I agree that Mendelsohn often uses long sentences. (In part this seems to be a stylistic debt to Proust.) That said, I think that these sentences are long for a reason: because he has many different images or ideas that he wants to juxtapose before coming to a full stop with a period. And I found him to be an extremely graceful writer, so his prose never seemed (to me, anyway) swampy.

As for “long passages of biblical exegesis,” at the risk of sounding a bit like Bill Clinton, I guess this depends on what you mean by “long.” It is true that stories from the Hebrew Bible (specifically, as I recall, the Torah) are one of the strands that Mendelsohn uses in weaving together his story. But for me these sections worked well and I don’t think that any of them are longer than, say, five pages. (And while I don’t think that this is necessarily too relevant here, when I say that these sections “worked well” for me, I do so as someone who is not Jewish, nor even much of a believer at all - more on the Buddhist/agnostic part of the spectrum, if anywhere.)

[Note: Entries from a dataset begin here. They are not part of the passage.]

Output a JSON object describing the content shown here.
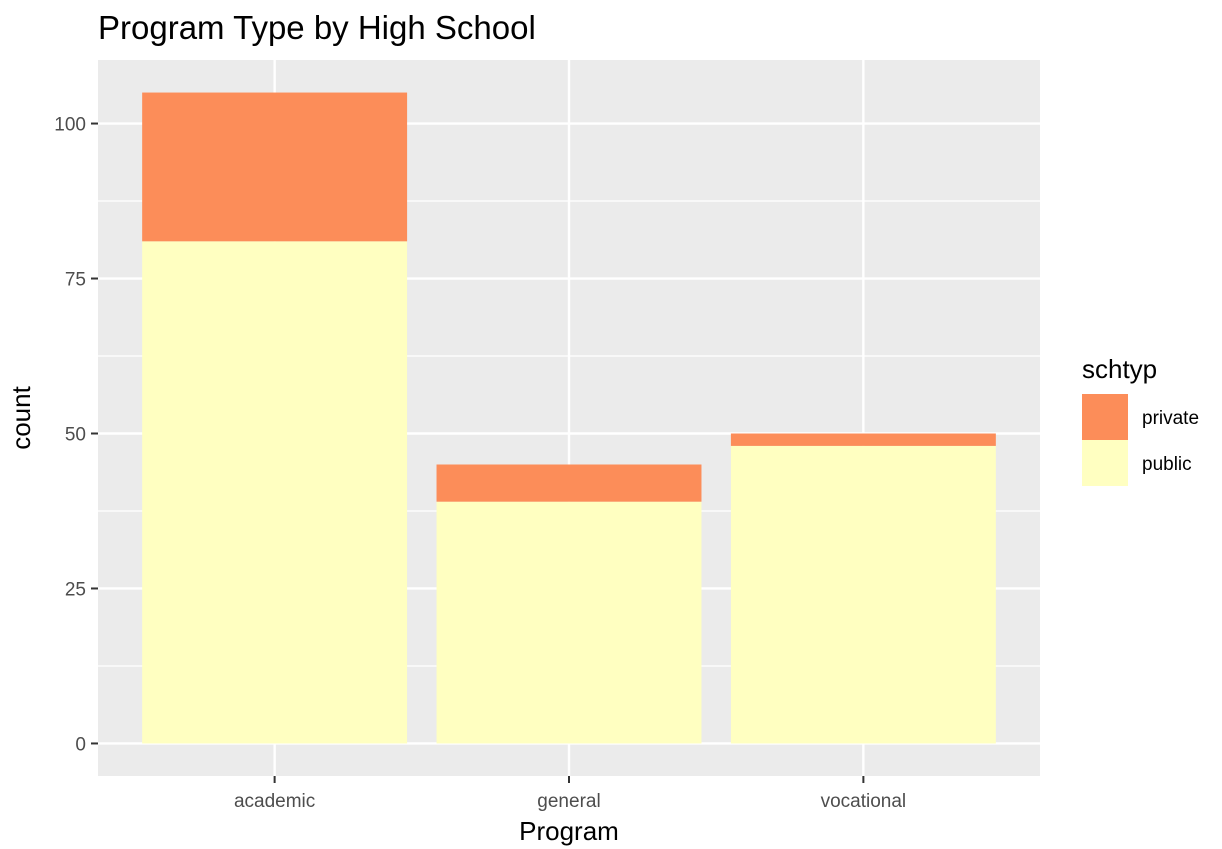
{
  "chart_data": {
    "type": "bar",
    "stacked": true,
    "title": "Program Type by High School",
    "xlabel": "Program",
    "ylabel": "count",
    "categories": [
      "academic",
      "general",
      "vocational"
    ],
    "series": [
      {
        "name": "public",
        "values": [
          81,
          39,
          48
        ],
        "color": "#FFFFC1"
      },
      {
        "name": "private",
        "values": [
          24,
          6,
          2
        ],
        "color": "#FC8D59"
      }
    ],
    "ylim": [
      -5.25,
      110.25
    ],
    "yticks": [
      0,
      25,
      50,
      75,
      100
    ],
    "grid": true,
    "legend": {
      "title": "schtyp",
      "placement": "right",
      "entries": [
        "private",
        "public"
      ]
    },
    "panel_color": "#EBEBEB",
    "grid_color": "#FFFFFF"
  }
}
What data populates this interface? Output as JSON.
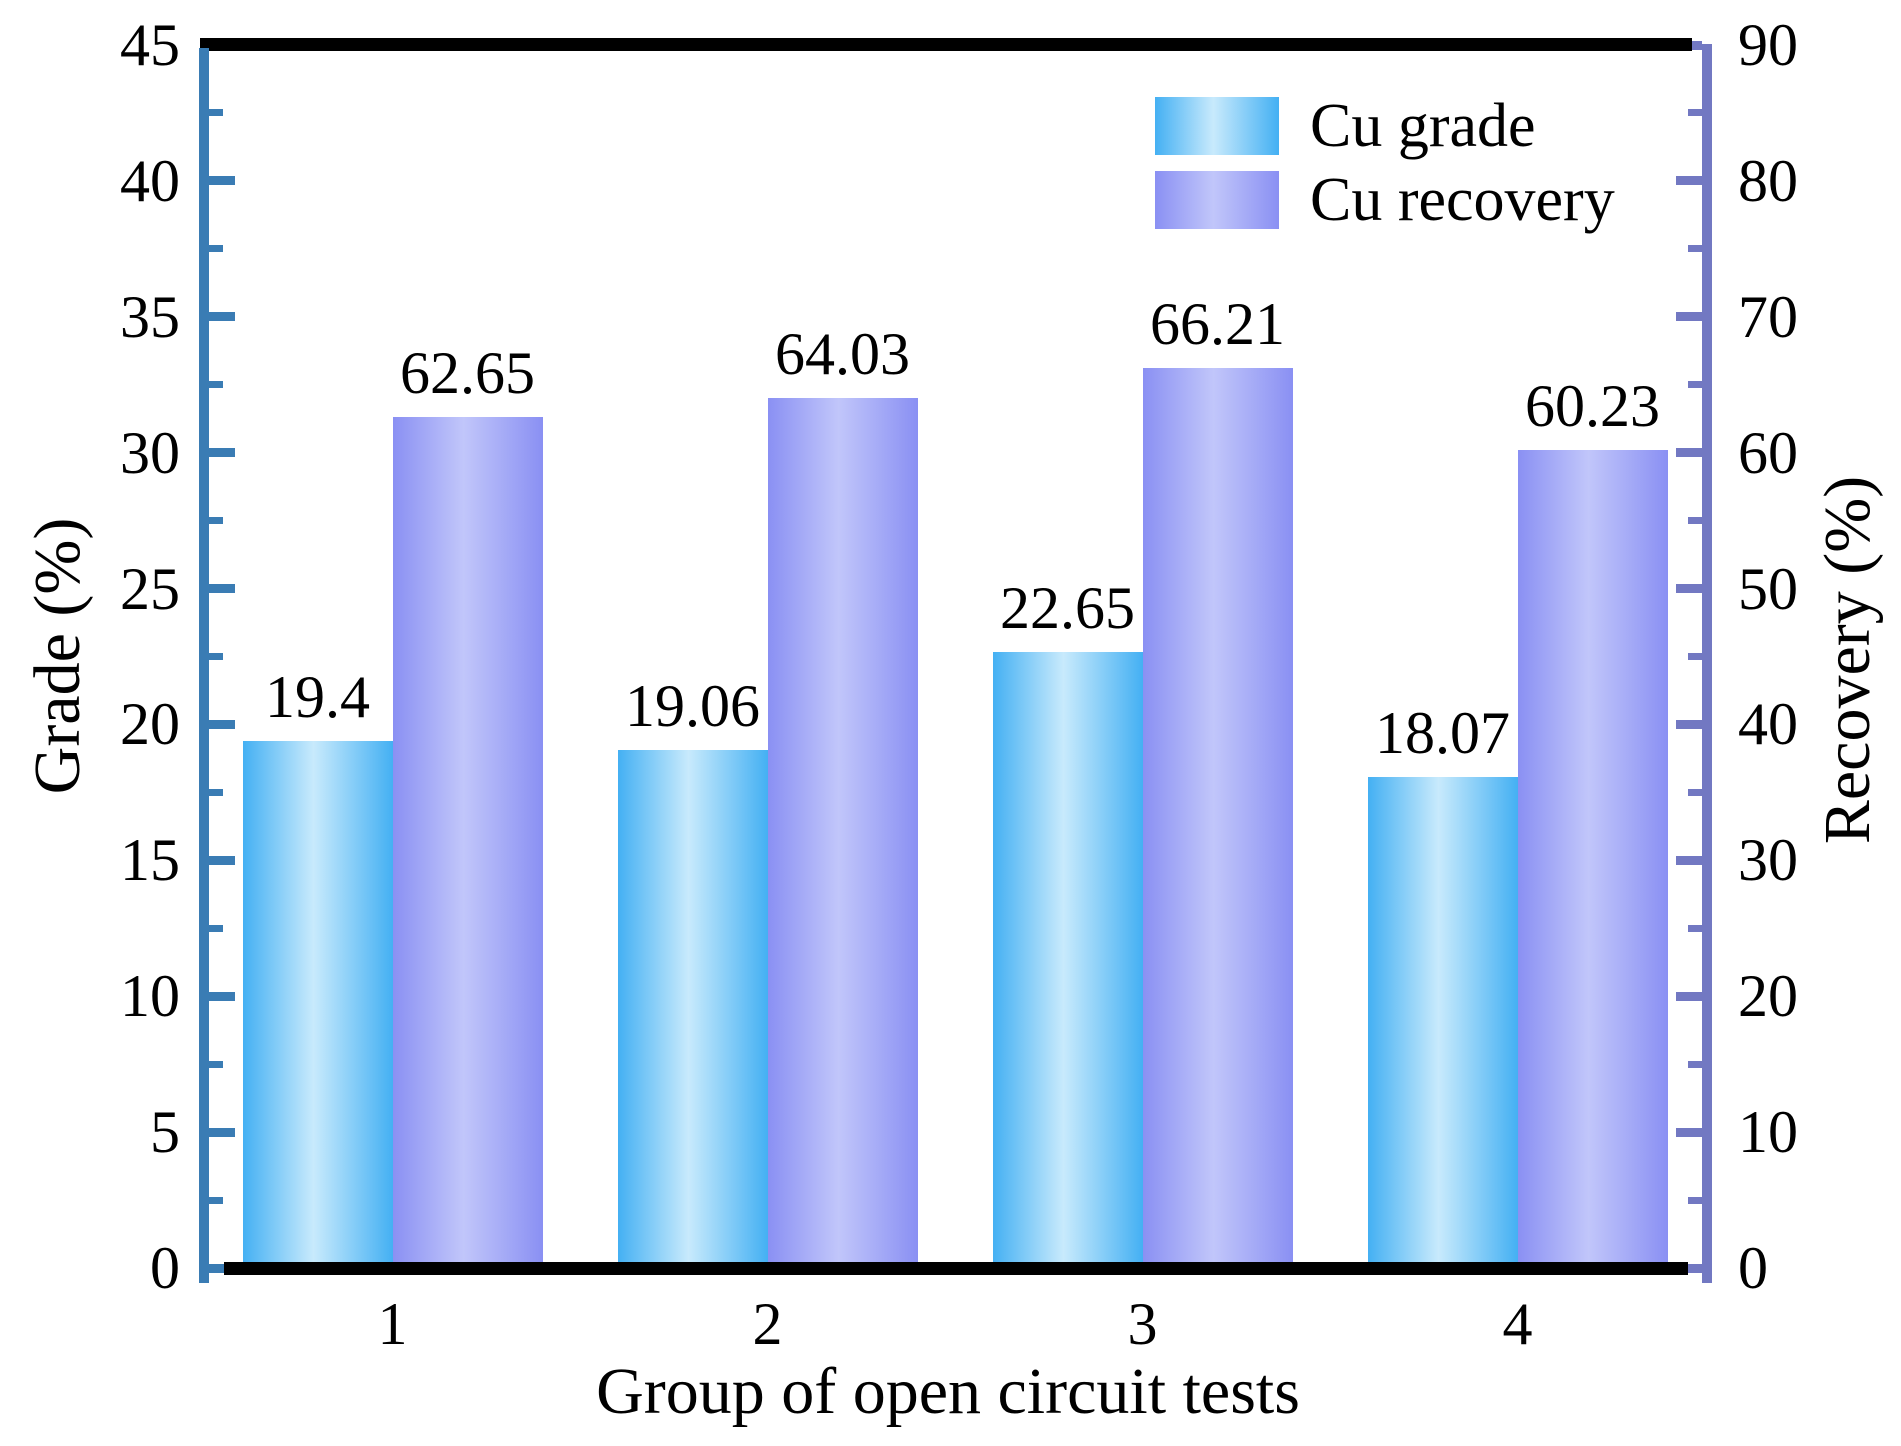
{
  "figure": {
    "background": "#ffffff",
    "text_color": "#000000"
  },
  "chart_data": {
    "type": "bar",
    "title": "",
    "xlabel": "Group of open circuit tests",
    "categories": [
      "1",
      "2",
      "3",
      "4"
    ],
    "series": [
      {
        "name": "Cu grade",
        "axis": "left",
        "values": [
          19.4,
          19.06,
          22.65,
          18.07
        ],
        "value_labels": [
          "19.4",
          "19.06",
          "22.65",
          "18.07"
        ],
        "color_edge": "#44b0f3",
        "color_center": "#c8eafc"
      },
      {
        "name": "Cu recovery",
        "axis": "right",
        "values": [
          62.65,
          64.03,
          66.21,
          60.23
        ],
        "value_labels": [
          "62.65",
          "64.03",
          "66.21",
          "60.23"
        ],
        "color_edge": "#8a90f3",
        "color_center": "#c1c6fa"
      }
    ],
    "left_axis": {
      "title": "Grade (%)",
      "min": 0,
      "max": 45,
      "major_step": 5,
      "minor_step": 2.5,
      "tick_labels": [
        "0",
        "5",
        "10",
        "15",
        "20",
        "25",
        "30",
        "35",
        "40",
        "45"
      ],
      "color": "#3a7cb4"
    },
    "right_axis": {
      "title": "Recovery (%)",
      "min": 0,
      "max": 90,
      "major_step": 10,
      "minor_step": 5,
      "tick_labels": [
        "0",
        "10",
        "20",
        "30",
        "40",
        "50",
        "60",
        "70",
        "80",
        "90"
      ],
      "color": "#7278c2"
    },
    "grid": false,
    "legend_position": "upper-right-inside",
    "bar_group_layout": "grade-left-of-center, recovery-right-of-center, bars adjacent"
  }
}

As for its not being “light” reading - yeah, I agree with that (but then that sort of goes with the territory - the Holocaust, that is).

As for its not being “easy,” well, for me the “easiest” reading is that which yields the greatest pleasure - and I found this book deeply pleasurable.

I really enjoyed Wild Trees by Richard Preston, about the undiscovered ecosystem atop the giant redwoods in CA. Now I want to go see them!

Since I started this thread with something - a nonfiction book relating to the Holocaust - that another poster found “dense,” I’ll add one more book that offers a very different sort of reading experience. A book that is, at times, laugh-out-loud funny, and that is one of the best, most brilliant short-story collections that I’ve ever read: Lorrie Moore’s Birds of America. I don’t know of anyone whose writing - sentence for sentence - offers more pure pleasure. (Yes, her humor is often dark, but, uh, so is life - right?)